Thankfully, the Few are not so few that they can be discussed in a solitary article. As such, the following will be a short guided tour of a few of the Few.

A good place to begin any tour of the best of Hollywood is in the presence of Gary Cooper, a fine actor whose understated style belies his natural abilities.
Sergeant York, High Noon
and
Friendly Persuasion
represent a healthy trinity of films starring Cooper, each of which deserves three cheers of its own. The first, a romanticized retelling of the life story of a “real-life” hero of the First World War, dramatizes the subject’s prodigal youth, his repentance and conversion to Christianity, his efforts to become a conscientious objector on the grounds of a pacifist reading of Scripture, and his final emergence as a war hero who saves the lives of many of his comrades through selfless acts of bravery.
High Noon
is probably so well known that its plot, revolving around the hero’s self-sacrificial sense of duty regardless of its personal cost in terms of the loss of happiness, scarcely needs elucidating. Suffice to say that its masterfully paced ascent to a consummating climax is perambulatory in its persistent patience yet tension-tightening with every successive scene. A cinematic masterpiece!

The final piece in our Cooperian trinity is
Friendly Persuasion
, a film about a family of Quakers questioning their principles in the midst of America’s civil war. Should they fight for the cause that they believe to be right, or should they refrain from fighting in accordance with their pacifist principles? Interwoven with this dramatic tension between principled pacifism and the concepts of a just war is the tension between two warring concepts of Christianity, namely, the puritanical and the Catholic. Although the Church, as such, does not so much as warrant a mention, the efforts of Cooper’s character to overcome the puritanical strictures of his wife epitomize the battle between the iconographic and the iconoclastic vision of the Faith. Slowly, resolutely and always lovingly, the character played by Cooper introduces beauty and gaity into the life of the family, symbolized by his acquisition of an organ, in defiance of the wishes of his wife, which brings the icon of art, in the form of music, into the life of the family.
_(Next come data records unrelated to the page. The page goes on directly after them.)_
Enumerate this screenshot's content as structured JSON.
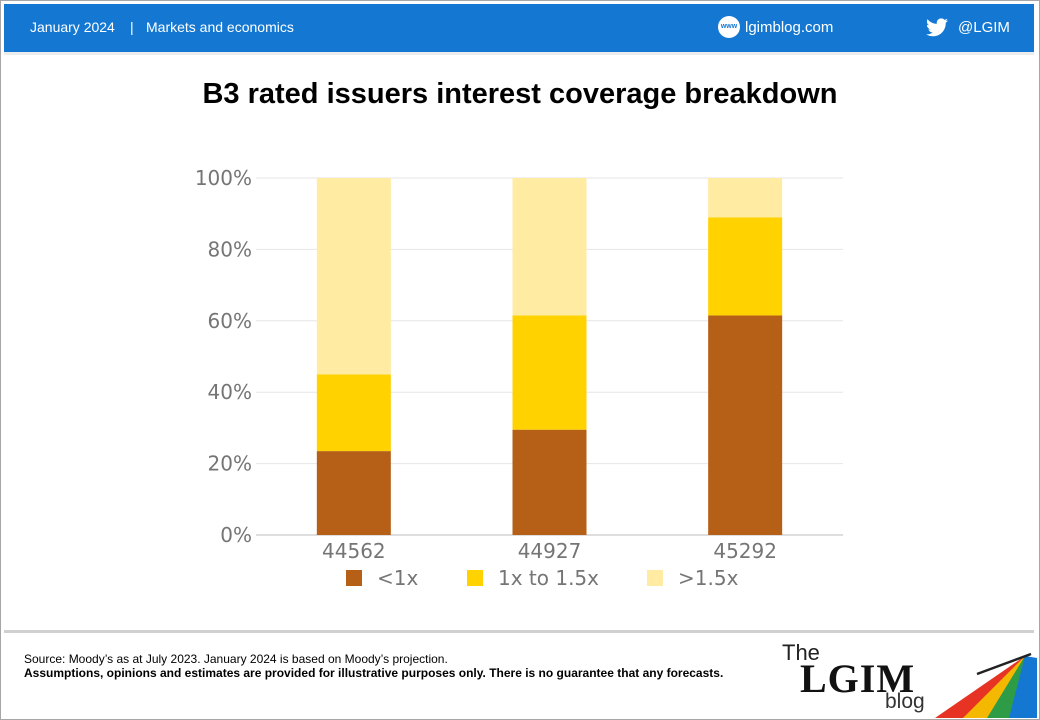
{
  "header": {
    "date": "January 2024",
    "separator": "|",
    "section": "Markets and economics",
    "website": "lgimblog.com",
    "www_badge": "www",
    "twitter_handle": "@LGIM"
  },
  "chart_data": {
    "type": "bar",
    "stacked": true,
    "title": "B3 rated issuers interest coverage breakdown",
    "categories": [
      "44562",
      "44927",
      "45292"
    ],
    "series": [
      {
        "name": "<1x",
        "color": "#b55f17",
        "values": [
          23.5,
          29.5,
          61.5
        ]
      },
      {
        "name": "1x to 1.5x",
        "color": "#ffd200",
        "values": [
          21.5,
          32.0,
          27.5
        ]
      },
      {
        "name": ">1.5x",
        "color": "#ffeba2",
        "values": [
          55.0,
          38.5,
          11.0
        ]
      }
    ],
    "ylim": [
      0,
      100
    ],
    "yticks": [
      "0%",
      "20%",
      "40%",
      "60%",
      "80%",
      "100%"
    ],
    "grid": true,
    "legend_position": "bottom"
  },
  "footer": {
    "source": "Source: Moody’s as at July 2023. January 2024 is based on Moody’s projection.",
    "disclaimer": "Assumptions, opinions and estimates are provided for illustrative purposes only. There is no guarantee that any forecasts.",
    "logo_the": "The",
    "logo_lgim": "LGIM",
    "logo_blog": "blog"
  }
}
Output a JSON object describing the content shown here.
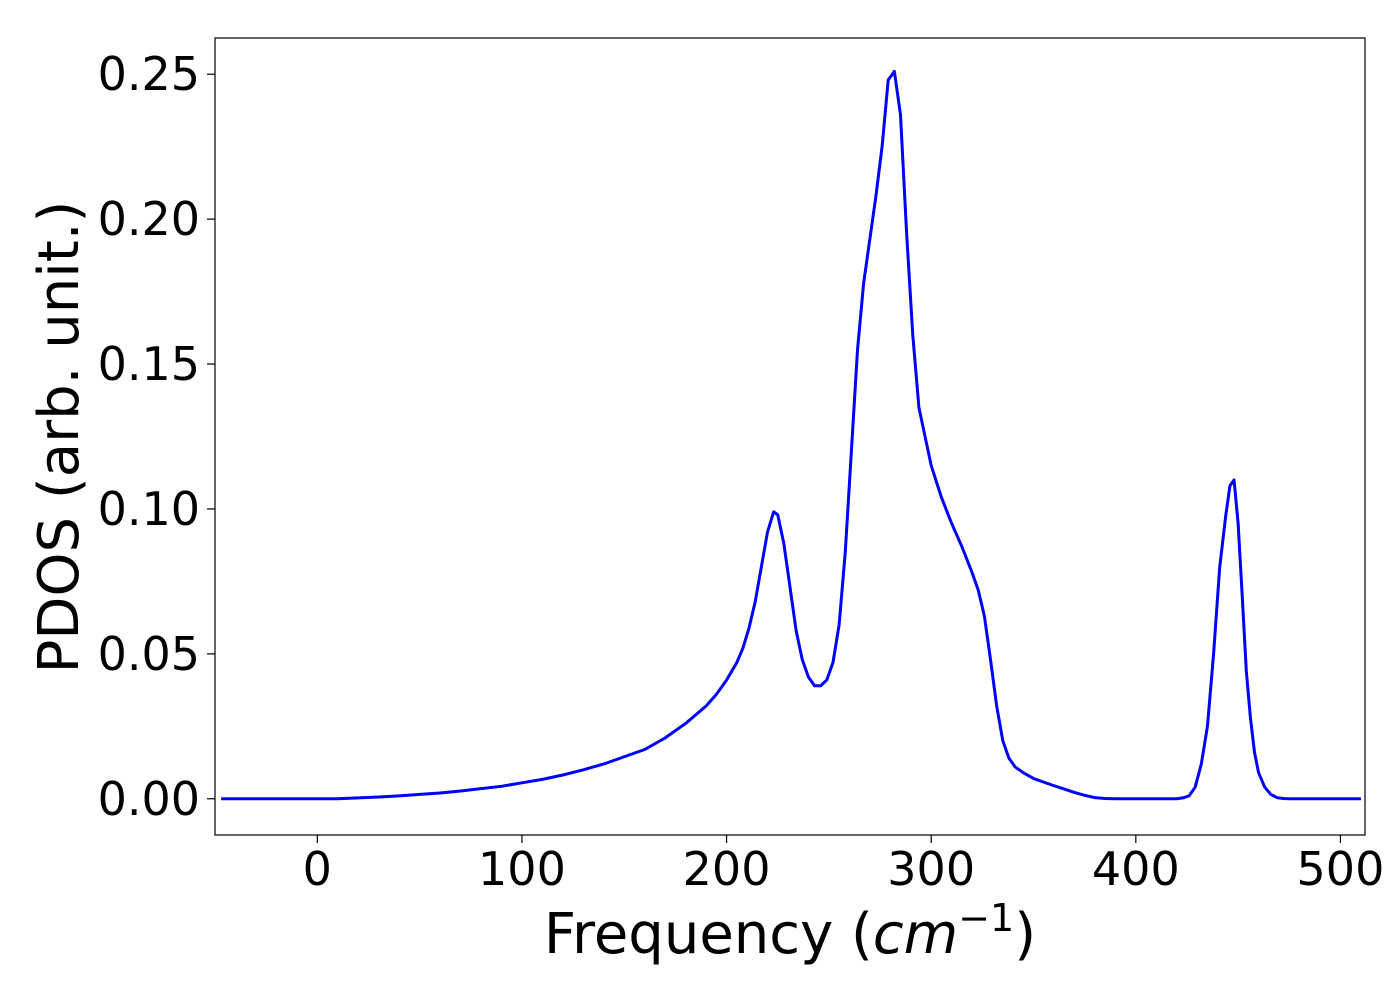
{
  "chart_data": {
    "type": "line",
    "title": "",
    "xlabel": "Frequency",
    "xlabel_unit": "cm",
    "xlabel_unit_exponent": "−1",
    "ylabel": "PDOS (arb. unit.)",
    "xlim": [
      -50,
      512
    ],
    "ylim": [
      -0.0125,
      0.2625
    ],
    "x_ticks": [
      0,
      100,
      200,
      300,
      400,
      500
    ],
    "x_tick_labels": [
      "0",
      "100",
      "200",
      "300",
      "400",
      "500"
    ],
    "y_ticks": [
      0.0,
      0.05,
      0.1,
      0.15,
      0.2,
      0.25
    ],
    "y_tick_labels": [
      "0.00",
      "0.05",
      "0.10",
      "0.15",
      "0.20",
      "0.25"
    ],
    "grid": false,
    "legend": false,
    "line_color": "#0000ff",
    "series": [
      {
        "x": [
          -47,
          0,
          10,
          20,
          30,
          40,
          50,
          60,
          70,
          80,
          90,
          100,
          110,
          120,
          130,
          140,
          150,
          160,
          170,
          180,
          190,
          195,
          200,
          205,
          208,
          211,
          214,
          217,
          220,
          223,
          225,
          228,
          231,
          234,
          237,
          240,
          243,
          246,
          249,
          252,
          255,
          258,
          261,
          264,
          267,
          270,
          273,
          276,
          279,
          282,
          285,
          288,
          291,
          294,
          297,
          300,
          305,
          310,
          315,
          320,
          323,
          326,
          329,
          332,
          335,
          338,
          341,
          345,
          350,
          360,
          370,
          375,
          380,
          385,
          390,
          400,
          410,
          420,
          423,
          426,
          429,
          432,
          435,
          438,
          441,
          444,
          446,
          448,
          450,
          452,
          454,
          456,
          458,
          460,
          463,
          466,
          469,
          472,
          475,
          480,
          490,
          500,
          510
        ],
        "y": [
          0.0,
          0.0,
          0.0,
          0.0003,
          0.0006,
          0.001,
          0.0015,
          0.002,
          0.0027,
          0.0035,
          0.0043,
          0.0055,
          0.0067,
          0.0082,
          0.01,
          0.012,
          0.0145,
          0.017,
          0.021,
          0.026,
          0.032,
          0.036,
          0.041,
          0.047,
          0.052,
          0.059,
          0.068,
          0.08,
          0.092,
          0.099,
          0.098,
          0.088,
          0.073,
          0.058,
          0.048,
          0.042,
          0.039,
          0.039,
          0.041,
          0.047,
          0.06,
          0.085,
          0.12,
          0.155,
          0.178,
          0.193,
          0.208,
          0.225,
          0.248,
          0.251,
          0.236,
          0.195,
          0.16,
          0.135,
          0.125,
          0.115,
          0.104,
          0.095,
          0.087,
          0.078,
          0.072,
          0.063,
          0.048,
          0.032,
          0.02,
          0.014,
          0.011,
          0.009,
          0.007,
          0.0045,
          0.0022,
          0.0012,
          0.0004,
          0.0001,
          0.0,
          0.0,
          0.0,
          0.0,
          0.0003,
          0.001,
          0.004,
          0.012,
          0.025,
          0.05,
          0.08,
          0.098,
          0.108,
          0.11,
          0.095,
          0.07,
          0.044,
          0.028,
          0.016,
          0.009,
          0.004,
          0.0015,
          0.0004,
          0.0001,
          0.0,
          0.0,
          0.0,
          0.0,
          0.0
        ]
      }
    ]
  }
}
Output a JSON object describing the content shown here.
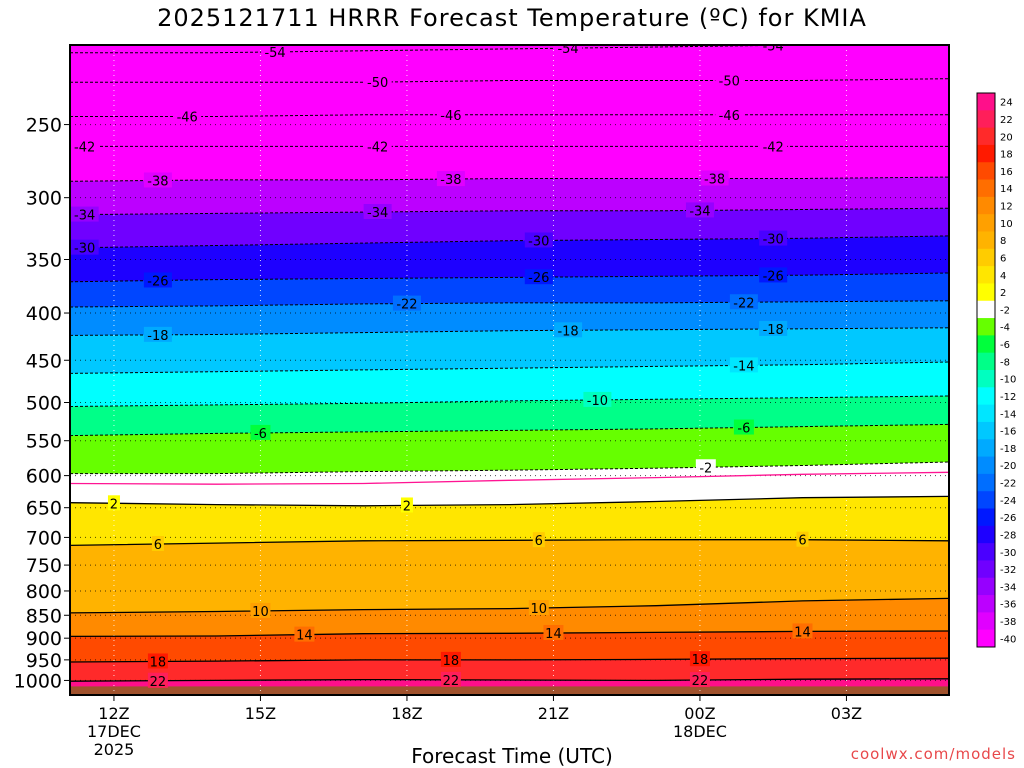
{
  "title": "2025121711 HRRR Forecast Temperature (ºC) for KMIA",
  "xlabel": "Forecast Time (UTC)",
  "credit": "coolwx.com/models",
  "chart_data": {
    "type": "heatmap",
    "y_axis": {
      "scale": "log-pressure",
      "range_hpa": [
        1037,
        205
      ],
      "tick_labels": [
        "250",
        "300",
        "350",
        "400",
        "450",
        "500",
        "550",
        "600",
        "650",
        "700",
        "750",
        "800",
        "850",
        "900",
        "950",
        "1000"
      ],
      "tick_values": [
        250,
        300,
        350,
        400,
        450,
        500,
        550,
        600,
        650,
        700,
        750,
        800,
        850,
        900,
        950,
        1000
      ]
    },
    "x_axis": {
      "range_hours": [
        -1.5,
        28.5
      ],
      "ticks": [
        {
          "hour": 0,
          "lines": [
            "12Z",
            "17DEC",
            "2025"
          ]
        },
        {
          "hour": 5,
          "lines": [
            "15Z"
          ]
        },
        {
          "hour": 10,
          "lines": [
            "18Z"
          ]
        },
        {
          "hour": 15,
          "lines": [
            "21Z"
          ]
        },
        {
          "hour": 20,
          "lines": [
            "00Z",
            "18DEC"
          ]
        },
        {
          "hour": 25,
          "lines": [
            "03Z"
          ]
        }
      ]
    },
    "colorbar": {
      "labels": [
        "24",
        "22",
        "20",
        "18",
        "16",
        "14",
        "12",
        "10",
        "8",
        "6",
        "4",
        "2",
        "-2",
        "-4",
        "-6",
        "-8",
        "-10",
        "-12",
        "-14",
        "-16",
        "-18",
        "-20",
        "-22",
        "-24",
        "-26",
        "-28",
        "-30",
        "-32",
        "-34",
        "-36",
        "-38",
        "-40"
      ],
      "colors": [
        "#ff0f8a",
        "#ff1f5a",
        "#ff2a2a",
        "#ff1a00",
        "#ff4a00",
        "#ff6e00",
        "#ff8a00",
        "#ffa000",
        "#ffb300",
        "#ffcc00",
        "#ffe600",
        "#ffff00",
        "#ffffff",
        "#66ff00",
        "#00ff3c",
        "#00ff88",
        "#00ffc0",
        "#00ffff",
        "#00e6ff",
        "#00c8ff",
        "#00aaff",
        "#008cff",
        "#006eff",
        "#0046ff",
        "#0018ff",
        "#1e00ff",
        "#4a00ff",
        "#7000ff",
        "#9600ff",
        "#bc00ff",
        "#e000ff",
        "#ff00ff"
      ]
    },
    "isotherms": [
      {
        "temp": -54,
        "p": [
          209,
          209,
          208,
          207,
          206,
          205,
          205
        ],
        "labels": [
          "-54",
          "-54",
          "-54"
        ],
        "label_hours": [
          5.5,
          15.5,
          22.5
        ]
      },
      {
        "temp": -50,
        "p": [
          225,
          225,
          225,
          224,
          224,
          224,
          223
        ],
        "labels": [
          "-50",
          "-50"
        ],
        "label_hours": [
          9,
          21
        ]
      },
      {
        "temp": -46,
        "p": [
          245,
          245,
          244,
          244,
          244,
          244,
          244
        ],
        "labels": [
          "-46",
          "-46",
          "-46"
        ],
        "label_hours": [
          2.5,
          11.5,
          21
        ]
      },
      {
        "temp": -42,
        "p": [
          264,
          264,
          264,
          264,
          264,
          264,
          264
        ],
        "labels": [
          "-42",
          "-42",
          "-42"
        ],
        "label_hours": [
          -1,
          9,
          22.5
        ]
      },
      {
        "temp": -38,
        "p": [
          288,
          287,
          287,
          286,
          286,
          286,
          285
        ],
        "labels": [
          "-38",
          "-38",
          "-38"
        ],
        "label_hours": [
          1.5,
          11.5,
          20.5
        ]
      },
      {
        "temp": -34,
        "p": [
          313,
          312,
          311,
          310,
          310,
          309,
          308
        ],
        "labels": [
          "-34",
          "-34",
          "-34"
        ],
        "label_hours": [
          -1,
          9,
          20
        ]
      },
      {
        "temp": -30,
        "p": [
          340,
          338,
          336,
          334,
          333,
          332,
          330
        ],
        "labels": [
          "-30",
          "-30",
          "-30"
        ],
        "label_hours": [
          -1,
          14.5,
          22.5
        ]
      },
      {
        "temp": -26,
        "p": [
          370,
          368,
          367,
          366,
          365,
          364,
          362
        ],
        "labels": [
          "-26",
          "-26",
          "-26"
        ],
        "label_hours": [
          1.5,
          14.5,
          22.5
        ]
      },
      {
        "temp": -22,
        "p": [
          394,
          393,
          391,
          390,
          390,
          389,
          388
        ],
        "labels": [
          "-22",
          "-22"
        ],
        "label_hours": [
          10,
          21.5
        ]
      },
      {
        "temp": -18,
        "p": [
          423,
          422,
          420,
          418,
          417,
          416,
          415
        ],
        "labels": [
          "-18",
          "-18",
          "-18"
        ],
        "label_hours": [
          1.5,
          15.5,
          22.5
        ]
      },
      {
        "temp": -14,
        "p": [
          465,
          463,
          461,
          459,
          457,
          455,
          452
        ],
        "labels": [
          "-14"
        ],
        "label_hours": [
          21.5
        ]
      },
      {
        "temp": -10,
        "p": [
          505,
          503,
          501,
          498,
          496,
          494,
          492
        ],
        "labels": [
          "-10"
        ],
        "label_hours": [
          16.5
        ]
      },
      {
        "temp": -6,
        "p": [
          543,
          540,
          538,
          536,
          534,
          531,
          528
        ],
        "labels": [
          "-6",
          "-6"
        ],
        "label_hours": [
          5,
          21.5
        ]
      },
      {
        "temp": -2,
        "p": [
          597,
          597,
          594,
          592,
          589,
          585,
          580
        ],
        "labels": [
          "-2"
        ],
        "label_hours": [
          20.2
        ]
      }
    ],
    "isotherms_solid": [
      {
        "temp": 2,
        "p": [
          642,
          645,
          647,
          645,
          640,
          634,
          632
        ],
        "labels": [
          "2",
          "2"
        ],
        "label_hours": [
          0,
          10
        ]
      },
      {
        "temp": 6,
        "p": [
          714,
          710,
          706,
          705,
          704,
          704,
          706
        ],
        "labels": [
          "6",
          "6",
          "6"
        ],
        "label_hours": [
          1.5,
          14.5,
          23.5
        ]
      },
      {
        "temp": 10,
        "p": [
          845,
          842,
          838,
          836,
          830,
          820,
          815
        ],
        "labels": [
          "10",
          "10"
        ],
        "label_hours": [
          5,
          14.5
        ]
      },
      {
        "temp": 14,
        "p": [
          896,
          895,
          890,
          889,
          887,
          885,
          884
        ],
        "labels": [
          "14",
          "14",
          "14"
        ],
        "label_hours": [
          6.5,
          15,
          23.5
        ]
      },
      {
        "temp": 18,
        "p": [
          955,
          953,
          950,
          950,
          949,
          947,
          946
        ],
        "labels": [
          "18",
          "18",
          "18"
        ],
        "label_hours": [
          1.5,
          11.5,
          20
        ]
      },
      {
        "temp": 22,
        "p": [
          1002,
          1000,
          998,
          999,
          1000,
          997,
          996
        ],
        "labels": [
          "22",
          "22",
          "22"
        ],
        "label_hours": [
          1.5,
          11.5,
          20
        ]
      }
    ],
    "freezing_line": {
      "temp": 0,
      "p": [
        612,
        613,
        612,
        607,
        603,
        598,
        595
      ]
    }
  }
}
This theme is played out in various guises, not least in the characterization of the puritanical elder of the Quaker community, whose joyless adherence to his faith finds expression in a pharisaical approach to the letter of the law, particularly in his harshly phrased refusal to question the Quaker position on the war. The hardness of heart is highlighted still further by his sudden
volte-face
following the destruction of his own possessions by the enemy. In a moment of poignant symmetry—one of many in this wonderfully scripted tale—we see the erstwhile pacifist’s harshly worded defense of the need to fight and are reminded instantly and insistently of his earlier harsh words
against
the war. In his defiant insistence on pacifism and in his later rejection of it, there is, in both cases, an evident absence of love, the Real Absence that renders both viewpoints null and void.

In 1955, the year before the release of
Friendly Persuasion
, another western, of sorts, was released that, subsequently and sadly, has slipped into relative obscurity.
Seven Cities of Gold
, starring Anthony Quinn, Richard Egan and Michael Rennie, recounts the pioneering days of the Spanish settlement of California. Specifically, it shows the struggle of a determined Franciscan priest to establish missions among the Indians in the face of the lust for gold and women of the soldiers among whom he is ministering. The fearless faith of the friar acts as the moral motive force of the film. Paradoxically, however, the movie’s ultimate power does not reside with the man of faith and the converts he gains, but with the solitary conversion of a faithless man, whose sin and cynicism have served as a foil to the friar’s piety throughout. The climactic conversion of this solitary sinner represents a truly glorious moment in the history of cinematic art.